What do we do about Ukraine?

Photo of a post-Soviet street

If you’re like most of the people I know, you’re desperately worried and afraid. And you feel helpless. What the hell does any individual person do about Russia’s invasion of Ukraine?

I’ll start with what not to do.

Stay off the heart-wrenching content. Don’t watch air raid videos. Don’t scroll through picture after picture of Ukrainians who are suffering. You know they’re suffering. They know they’re suffering. Gazing at it helps no one and may actually erode your empathy. If your empathy is already activated, which I think it is, if you’re reading this post, then scrolling through human suffering people suffering isn’t adding anything.

If you feel like you don’t really understand. Or if you feel like you’re not sure why you should get worked up about it. That’s the time to look at photographs. If you’re already very upset, you looking at those pictures doesn’t help anyone. There is a very fine line between witness and voyeur.

What does help? Three things I can think of.

First, put your money where your heart is. There are organizations that are doing Ukraine relief. There are journalists reporting out of Ukraine. You should support them if you can.

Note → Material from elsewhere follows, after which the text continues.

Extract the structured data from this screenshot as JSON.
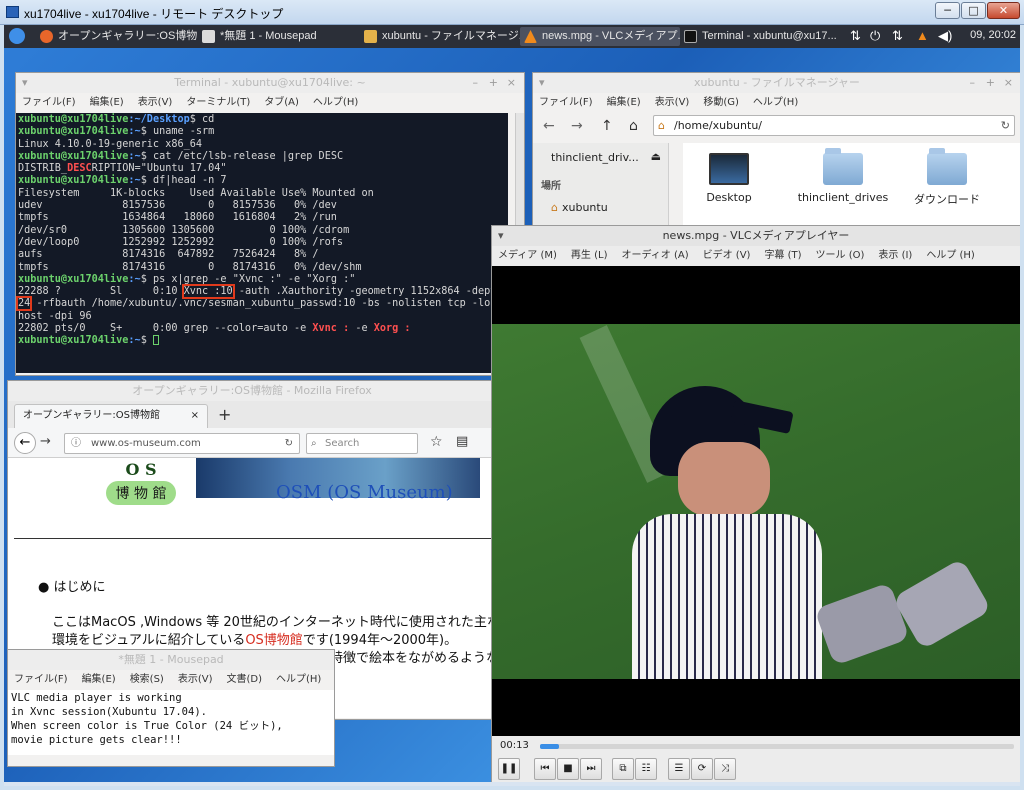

Save the Children and Project HOPE are both big US-based international NGOs that have been working on health issues in Ukraine for years and years. They have relatively high overhead, but that overhead means their staff are paid well and they can account for every dollar spent. I’ve worked for both of them in the course of my career. In both cases, their people are skilled, competent and devoted to their work.

Razom for Ukraine was founded in 2014 after the last time Russia invaded Ukraine. They are a Ukraine-based group that is a registered non-profit in the US. I don’t know a lot about them but Ukrainian-Americans I trust support their work. As a local group, they’ll have a lower overhead but also they’re not going to communicate with you all that well. There is also a risk that they don’t have enough people and systems to spend your money right away. It’s not unique to Razom – that will be a risk with any local organization – they’re not set up to scale up quickly or handle large amounts of money.

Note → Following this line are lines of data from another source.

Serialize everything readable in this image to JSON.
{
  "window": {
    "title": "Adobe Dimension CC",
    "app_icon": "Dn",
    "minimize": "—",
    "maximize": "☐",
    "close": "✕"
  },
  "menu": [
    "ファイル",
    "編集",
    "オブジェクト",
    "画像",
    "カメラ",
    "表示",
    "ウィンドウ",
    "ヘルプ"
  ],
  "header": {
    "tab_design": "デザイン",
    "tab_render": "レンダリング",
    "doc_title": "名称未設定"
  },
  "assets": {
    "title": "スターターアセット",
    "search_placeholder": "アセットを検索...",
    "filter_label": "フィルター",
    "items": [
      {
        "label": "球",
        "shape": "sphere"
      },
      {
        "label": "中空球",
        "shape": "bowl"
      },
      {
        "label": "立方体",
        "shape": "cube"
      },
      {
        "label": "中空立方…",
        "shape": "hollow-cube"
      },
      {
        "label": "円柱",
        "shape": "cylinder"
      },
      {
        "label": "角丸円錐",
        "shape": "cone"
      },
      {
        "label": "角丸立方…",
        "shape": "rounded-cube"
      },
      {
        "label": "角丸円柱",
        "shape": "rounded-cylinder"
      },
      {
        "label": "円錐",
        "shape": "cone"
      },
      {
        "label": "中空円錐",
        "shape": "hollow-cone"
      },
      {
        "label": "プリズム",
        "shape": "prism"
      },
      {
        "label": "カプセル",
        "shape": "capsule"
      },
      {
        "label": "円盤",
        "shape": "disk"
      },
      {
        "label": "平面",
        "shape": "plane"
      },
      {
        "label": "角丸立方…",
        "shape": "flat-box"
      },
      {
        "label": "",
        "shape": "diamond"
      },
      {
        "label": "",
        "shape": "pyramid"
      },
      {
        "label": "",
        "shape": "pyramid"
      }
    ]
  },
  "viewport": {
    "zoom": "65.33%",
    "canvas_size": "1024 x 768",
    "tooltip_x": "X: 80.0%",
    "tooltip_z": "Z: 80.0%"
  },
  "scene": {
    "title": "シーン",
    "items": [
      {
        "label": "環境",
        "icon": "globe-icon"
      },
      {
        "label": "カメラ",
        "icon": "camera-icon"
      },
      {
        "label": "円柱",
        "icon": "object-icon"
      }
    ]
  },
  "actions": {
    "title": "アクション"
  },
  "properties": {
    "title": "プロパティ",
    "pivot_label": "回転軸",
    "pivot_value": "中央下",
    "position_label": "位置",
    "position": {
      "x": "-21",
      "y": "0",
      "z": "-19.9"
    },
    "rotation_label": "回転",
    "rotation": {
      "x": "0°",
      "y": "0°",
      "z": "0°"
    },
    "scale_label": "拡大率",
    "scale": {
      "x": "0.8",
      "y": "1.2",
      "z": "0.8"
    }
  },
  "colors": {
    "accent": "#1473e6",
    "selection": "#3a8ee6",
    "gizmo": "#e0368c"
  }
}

The Ukrainian Red Cross is a local organization that does both development work and emergency response. It’s also part of the International Federation of Red Cross and Red Crescent Societies. It might be the best compromise between the speed and transparency of an international organization and the knowledge and insight of a local organization.

For more information on active relief groups in Ukraine, see ReliefWeb’s Ukraine resources.

Bellingcat is not a journalistic organization, but they do analysis of information in order to debunk misinformation. I am consistently impressed by their work. Misinformation is going to be a huge factor in a Russian conflict, and they are already doing excellent work on the Ukraine invasion.

The Kyiv Independent was launched by journalists laid-off when the Kyiv Post was shut down. It’s committed to independent journalism.

The organizations I listed are ones that seem to me to be credible and doing quality work, but I haven’t done in-depth vetting, just to be clear.

Second, lobby your own government to support Ukraine and support decisive action to defend Ukraine. I am not ready to offer opinions about what I think should be done. I’m still thinking. But you can find out what your government is considering as a response. You can decide which response you think is correct. And then you can contact your leaders and tell them what you believe is right. They need to know their voters support real action.

Third, support Ukrainian refugees. Right now Ukrainian refugees are crossing the border into Poland, which is keeping the border open and establishing reception centers. So you can look at groups in Poland that are helping Ukrainian refugees. Historically, Ukrainian refugees in Poland have struggled, so they’ll need support. I can’t find any aid groups for Ukrainian refugees in Poland but I will update if I do.

You can pressure your own government to allow Ukrainian refugees in. Ireland, Estonia, and Poland have already waived visa requirements for Ukrainians to enter. Push your country to get on the list. If there are already refugee Ukrainians in your country – or your neighborhood – reach out to support them. Make it clear they are welcome.

If you’re American, you should be calling for TPS for Ukrainians just as a start. I linked an article with more information on that, so that I don’t have to go into it here.

Finally, think long-term and big picture. It doesn’t make a change now, but maybe leads to change in the future. We all need to think about the global and systemic forces that got us to this place.

Yes, Russia is to blame. Yes, Vladimir Putin is to blame. But how did we get this Russia? How did Russia get this leader? How did this precise set of circumstances arise? And what do we change about our global system so that these conditions don’t arise again, or at least not as often?

Then think about your role in that system. (Here’s a place to start. We all consume the fossil fuels that Russia’s income depends on.)

How do we help shift the trajectory of the future?

tl;dr 1. Donate to Ukraine relief and reporting. Use my list if you like. 2. Push your own country to do right by Ukrainians, both those in Ukraine and those seeking refuge. 3. Think big picture about what needs to change so that this doesn’t just keep happening.